The pope who prioritizes
There has been a lot of debate as to whether Pope Francis is changing Catholic doctrine or not. Early in his papacy, his approach was categorized as a “change in tone,” and that phrase has stuck remarkably well. It's an often unquestioned subtitle to Francis' papacy.
“Change of tone” is a politically shrewd phrase. It has the word change, which excites liberals. But it also suggests that the change might be more along the lines of style and not substance, which is an attempt to reassure conservatives. Francis dances in the space between.
I have never found it wholly satisfactory. I believe the papacy of Pope Francis has been, among many things, an attempt to put first things first and second things second: Francis is the pope who prioritizes.
Pope Francis affirms the centrality of a joyful, living relationship with Jesus Christ in Evangelii Gaudium. He holds up the primacy of conscience in navigating gray areas in Amoris Laetitia. Francis raises up care for creation to its rightful place in Laudato Si. He not only erases all doubt that environmental issues are merely a secondary matter but actually holds up an integral human ecology as an overarching paradigm encompassing other life issues. Throughout his papacy, Francis has asserted Catholic values of life and family while avoiding getting entrenched in the culture wars quagmire.
In like fashion, I believe Francis instituted the Year of Mercy in part to search for the appropriate balance between the necessary rules of the institution and the role of love. This is to put the practices of the church more in line with a gospel vision. Those of us who are Catholic know how to focus on rules. We don’t do as well of a job navigating in the territory of mercy. That should alarm us, given the centrality that Jesus himself gives it.
Matthew 22:40 reminds us that how the doctrines are arranged and prioritized matters immensely. When introducing the Greatest Commandment to love God and one another, Jesus adds that “all the law and prophets hang on these two commandments.” This often glossed over line provides a stunning vision if we pause to consider it. This requires more than just a change in tone or even of emphasis.
Imagine that our religious laws, customs, and moral codes are like Christmas ornaments. Mercy is the tree on which they all hang. The tree not only displays them, but it helps them rise to their purpose. The tree helps them all make sense. Some ornaments may look good sitting by themselves on a mantle, but most of them do not function well without the tree. Without the tree they could all just as easily sit in some dusty box in an attic somewhere.

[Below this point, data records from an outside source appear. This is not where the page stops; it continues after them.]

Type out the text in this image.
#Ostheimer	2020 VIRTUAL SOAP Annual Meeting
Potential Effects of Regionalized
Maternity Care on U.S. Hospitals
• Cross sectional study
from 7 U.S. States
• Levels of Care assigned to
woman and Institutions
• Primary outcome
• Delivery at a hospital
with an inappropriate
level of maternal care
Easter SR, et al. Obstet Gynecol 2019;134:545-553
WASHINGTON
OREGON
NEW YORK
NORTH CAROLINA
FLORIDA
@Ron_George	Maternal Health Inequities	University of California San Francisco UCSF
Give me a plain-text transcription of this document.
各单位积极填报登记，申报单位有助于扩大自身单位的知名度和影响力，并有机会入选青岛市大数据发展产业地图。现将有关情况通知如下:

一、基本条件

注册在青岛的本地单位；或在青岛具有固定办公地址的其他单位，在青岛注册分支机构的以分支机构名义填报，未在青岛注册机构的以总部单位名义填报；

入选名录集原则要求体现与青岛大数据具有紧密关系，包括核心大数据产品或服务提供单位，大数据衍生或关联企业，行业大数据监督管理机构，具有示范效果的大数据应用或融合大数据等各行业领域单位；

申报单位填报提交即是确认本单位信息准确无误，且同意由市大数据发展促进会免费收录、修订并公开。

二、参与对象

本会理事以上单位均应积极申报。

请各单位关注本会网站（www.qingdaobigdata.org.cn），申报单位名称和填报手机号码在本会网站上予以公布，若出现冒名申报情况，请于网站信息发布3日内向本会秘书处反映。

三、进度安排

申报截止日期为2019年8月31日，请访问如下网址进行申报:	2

The ornaments themselves do not really make sense, nor do they serve much of a purpose, without the tree on which to hang. This is, I believe, what the Jesus is saying in the Gospel of Matthew. Love and mercy is the structure on which the rules and regulations of the church hang. Without it, they don’t make much sense.
We may get all the rules right but if we put them in the wrong order of emphasis, or without a corresponding love, we can get it wrong.
Anyone who has spent any time immersed in the struggles of what it means to be church knows that there is a place for rules. Love them or hate them, they aren’t going away entirely. But how they are applied and administered can be where the error lies. Mercy has to be held in balance with the rules of the institution.
Whereas Pope Benedict XVI may have had a knack for speaking to the letter of the law, Pope Francis has the calling to speak to the infrastructure of that law, especially as it relates to mercy. As Francis puts the house in order, he has called us into a whole church conversation about the parts of our faith and tradition that have not seen the light of day in accordance with their due and the signs of the times. These include the role of conscience, the care for our common home, and mercy.
It’s not just a kinder, gentler application of the same thing.
It’s a vastly reordered, radically restructured system that puts Jesus first, that takes the words of Jesus seriously, that takes the gospel seriously, and which reorders all our rules, regulations, and codes in light of those fundamental truths. It also raise mercy to its rightful place as the overarching theme, as it is the structure on which all law and prophets hang.